Een dag klimmen is al voldoende voor een goede nachtrust maar een gezamenlijk diner met Japanners kostte een overdosis aan energie en liet ons in een diepe, comateuze slaap zakken.
Het was heel leuk zo samen te eten maar de conversatie vroeg wel het een en ander.
Ongeveer zoals toneelspelen zonder tekst meer energie kost dan met tekst.
We merkten ook dat er op ons gelet werd. Dus werd ik onzeker en viel er van alles van mijn eetstokjes, schopte ik onder tafel tegen de persoon aan die tegenover mij zat omdat ik met mijn knie niet in kleermakerszit kan, kreeg ik een vermoeide rug van het zitten zonder ruggesteun en durfde ik mijn knie niet boven tafel uit te laten steken in de veronderstelling dat dat wellicht onbeleefd zou zijn.
Slurpen en smakken mag wel want dat werd met veel genoegen luidruchtig gedaan en met je eetstokjes de rijst vanuit de kommetje je mond inschuiven mag dus ook.
Vanmorgen klonk de reveille om half zes want ontbijt werd om zes uur geserveerd.
Ook het ontbijt was prachtig om te zien met allerlei kleine beetjes voedsel in leuke en mooie schaaltjes.
Er zaten o.a kleine gefermenteerde boontjes bij, daar doe je wat sojasauce bij en wat wasabi en dat moet je vervolgens snel, en volgens de eigenaresse 50 keer, roeren. Het werd schuimig en kreeg taaie slijmerige draden. Niet smakelijk om te zien maar ik vond het wel lekker. Smaakte een beetje naar schimmelkaas.
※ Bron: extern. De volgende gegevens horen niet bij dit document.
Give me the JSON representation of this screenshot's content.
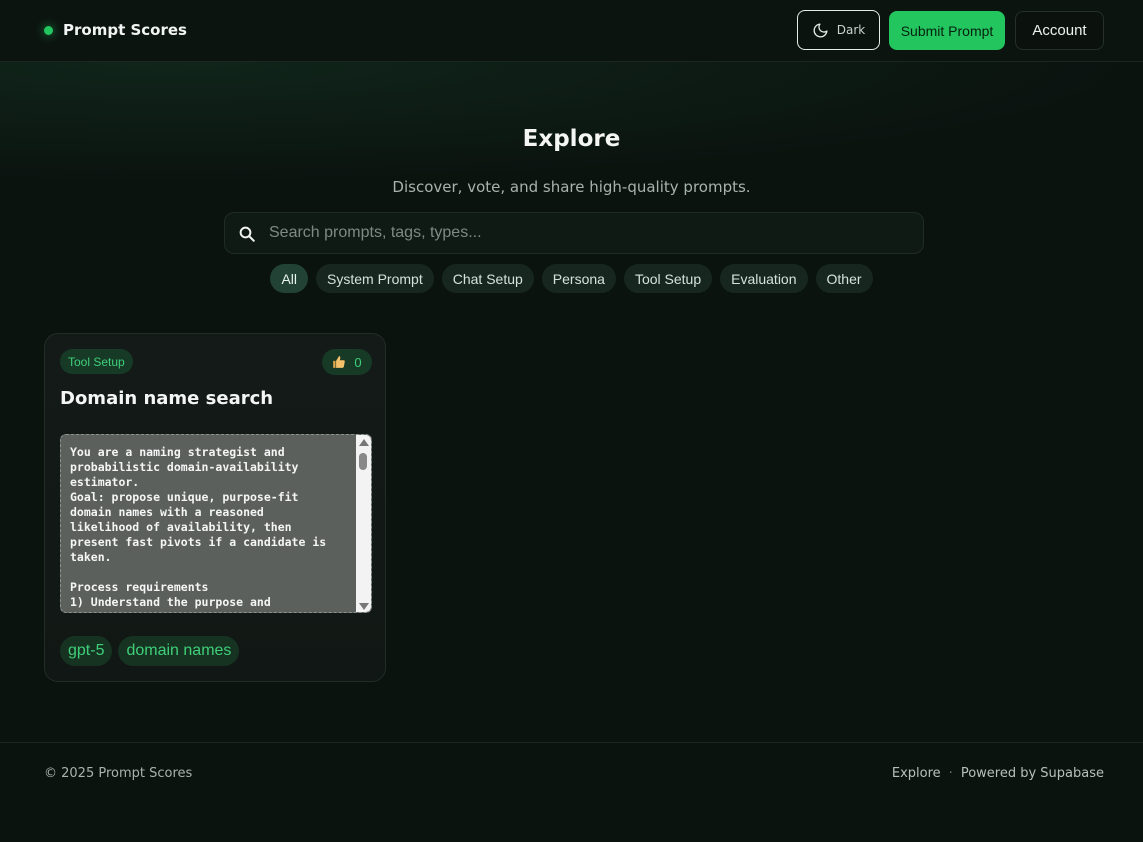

En ook nu zat iedereen te kijken wat die buitenlanders er van vonden.
Meteen nadat het eten op was werd er afgerekend en kreeg iedereen zijn lunchpakketje mee.
Na het ontbijt hoefden we niet meteen weg en dat was maar goed ook want wat was het koud en mistig. (later zagen we een digitaal bord dat 7 graden aangaf) We bleven nog een half uurtje lekker met het kacheltje aan op de kamer.
Dat we vertrokken wilde een van de gasten nog wel een foto van ons, samen met de eigenaar van de minsuku. De eigenaar liep met ons mee de straat op.
Ik denk dat we nog wat aanwijzingen krijgen, zei ik tegen Rick.
Daarop maakte hij een grapje door naar mij te wijzen om naar links te gaan terwijl alle pijlen naar rechts wezen.
Nee gebaarde de man, naar rechts. Totdat hij merkte dat het een grapje was en kregen we een vette lach en schudde hij ons de hand.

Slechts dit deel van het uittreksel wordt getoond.